The Crysta-Heat system works with any make or type of parlour and can be used to provide accurate and reliable heat detection in dairy herds.
Increased milk yields, larger herd sizes and a shortage of farm labour have resulted in a slowly declining level of herd fertility throughout the UK. At the same time, the average calving interval has increased by approximately one day every year over the past decade. As a result, the average dairy herd is losing an estimated £5 per cow per day in reduced productivity and increased costs.
However, according to Les Strickland, field sales manager for Fullwood UK, there is a very easy and simple way of improving cow fertility. “UK dairy farmers want long lasting and productive cows. Reaching this goal is heavily dependent on good fertility which results in regular calvings. Unfortunately, heat detection rates on many farms are often typically lower than 60%. This will ultimately mean that milk yields and overall productivity will be limited until heat detection rates improve.

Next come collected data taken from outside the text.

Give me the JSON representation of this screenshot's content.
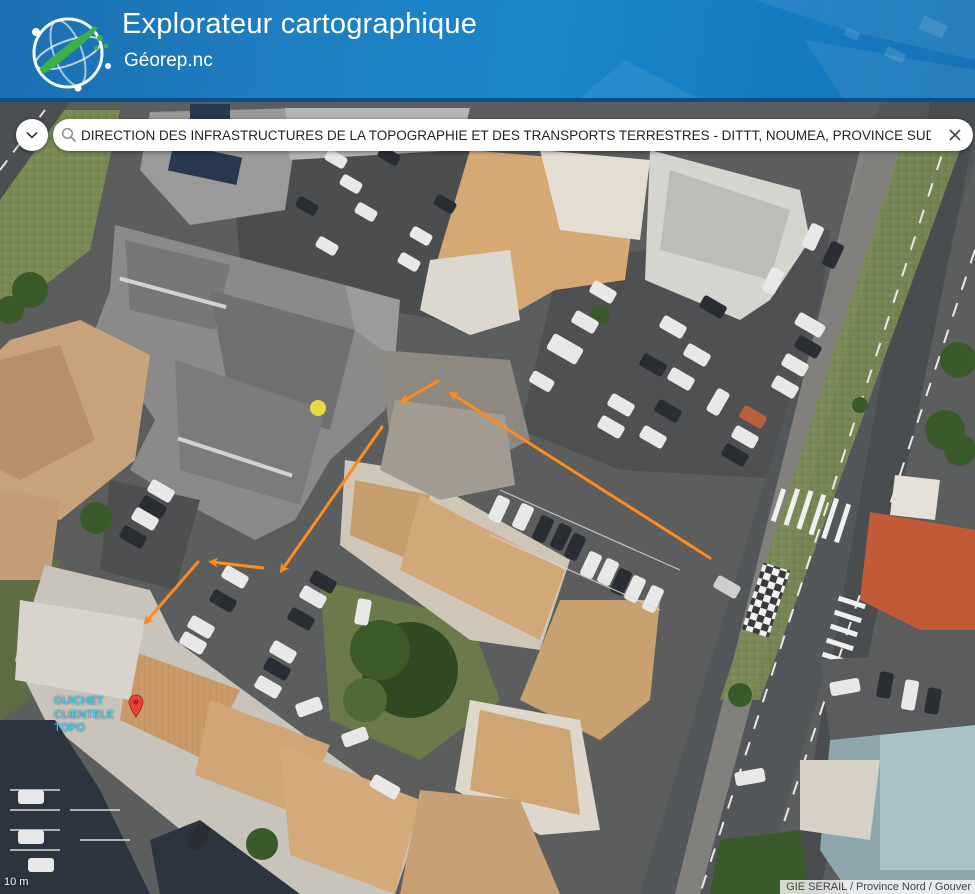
{
  "header": {
    "title": "Explorateur cartographique",
    "subtitle": "Géorep.nc"
  },
  "search": {
    "value": "DIRECTION DES INFRASTRUCTURES DE LA TOPOGRAPHIE ET DES TRANSPORTS TERRESTRES - DITTT, NOUMEA, PROVINCE SUD",
    "icon": "search-icon",
    "clear_icon": "close-icon",
    "toggle_icon": "chevron-down-icon"
  },
  "map": {
    "annotation_line1": "GUICHET",
    "annotation_line2": "CLIENTELE",
    "annotation_line3": "TOPO",
    "attribution": "GIE SERAIL / Province Nord / Gouver",
    "scale_label": "10 m",
    "arrow_color": "#ff8a1e",
    "marker_color": "#e8413a",
    "highlight_color": "#f4e43c",
    "annotation_color": "#22e0ff"
  },
  "colors": {
    "header_blue": "#1a7fc4"
  }
}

“Crysta-Heat can be successfully used to monitor individual cow activity and behaviour and this information can be used to determine when a cow is in oestrus, making successful insemination more probable. This means that the first service to conception rate can be improved by as much as 10% with the added benefit of less time being spent observing cows to detect which are in heat,” Mr Strickland explains. “Blind heats can also be detected using the system, resulting in lower semen use and lower veterinary bills.”

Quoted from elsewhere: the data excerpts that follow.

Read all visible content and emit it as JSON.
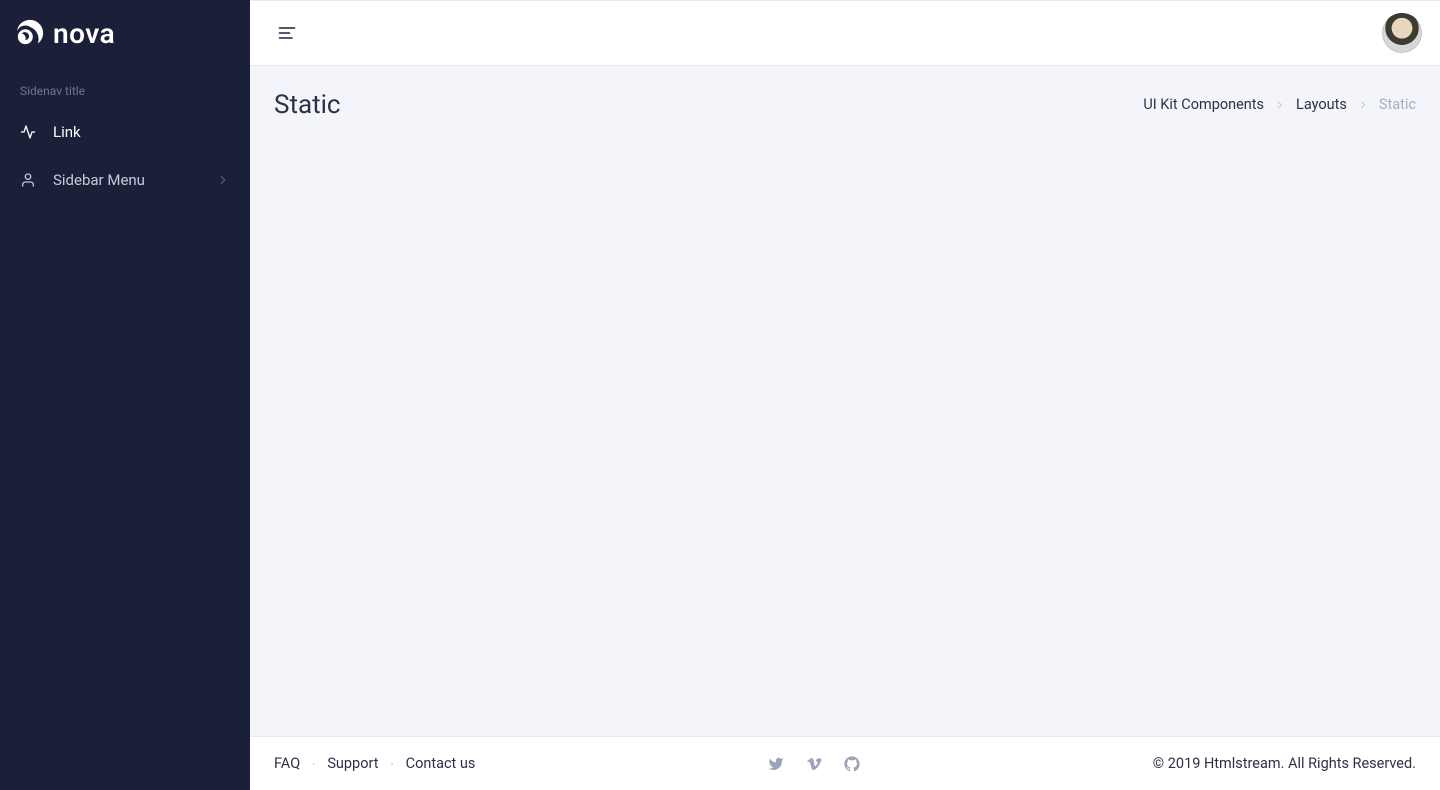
{
  "sidebar": {
    "brand": "nova",
    "section_title": "Sidenav title",
    "items": [
      {
        "label": "Link",
        "icon": "activity",
        "active": true,
        "has_children": false
      },
      {
        "label": "Sidebar Menu",
        "icon": "user",
        "active": false,
        "has_children": true
      }
    ]
  },
  "header": {},
  "page": {
    "title": "Static",
    "breadcrumb": [
      {
        "label": "UI Kit Components",
        "muted": false
      },
      {
        "label": "Layouts",
        "muted": false
      },
      {
        "label": "Static",
        "muted": true
      }
    ]
  },
  "footer": {
    "links": [
      {
        "label": "FAQ"
      },
      {
        "label": "Support"
      },
      {
        "label": "Contact us"
      }
    ],
    "social": [
      "twitter",
      "vimeo",
      "github"
    ],
    "copyright": "© 2019 Htmlstream. All Rights Reserved."
  }
}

The new Crysta-Heat system can be used as a standalone system, working alongside all makes and types of parlour. Each cow wears a pedometer around the fetlock on one foreleg. The pedometer then records the number of steps taken by an individual animal over a set period and relays this information via a built-in transponder to a computer every time the cow enters the parlour. Increased activity indicates which cows are in heat, but the system is also able to indicate potential health disorders such as lameness and sickness by logging reduced activity.
The system can also be used in conjunction with Fullwood’s herd management software, Crystal, to assess individual cow yields and milk conductivity. This can help to pinpoint which animals need further veterinary attention and can also provide early mastitis detection.
Mr Strickland states that, “Accurate and reliable heat detection can help to combat the problem of extended calving intervals. The Crysta-Heat system can therefore provide tangible improvements in breeding performance and production efficiency. The system is very easy to operate and can even be used in parlours that do not have a computer. What’s more, the pedometers are really simple to fit and offer fantastic value for money, so much so that they should form a main part of any modern milking system.”
Mick Merritt runs a herd of 180 Holstein-Friesians on his farm at Holsworthy in Devon and installed a standalone Fullwood pedometer system 18 months ago to upgrade his existing parlour. The system allows Mick, who runs the farm with his wife and just one other member of staff, to concentrate his efforts on other areas of cow health without having to spend huge amounts of time checking to see which cows are bulling. “The pedometers are a really good aide to my overall herd management. They are particularly useful in terms of identifying those cows that are quiet bullers”, explains Mick. “They are invaluable in terms of saving time and have helped enormously to improve the herd’s fertility figures. I originally bought 50 pedometers and swapped them over as soon as a cow was confirmed as being in-calf. But I am so pleased with them that I have just ordered another 20 units.”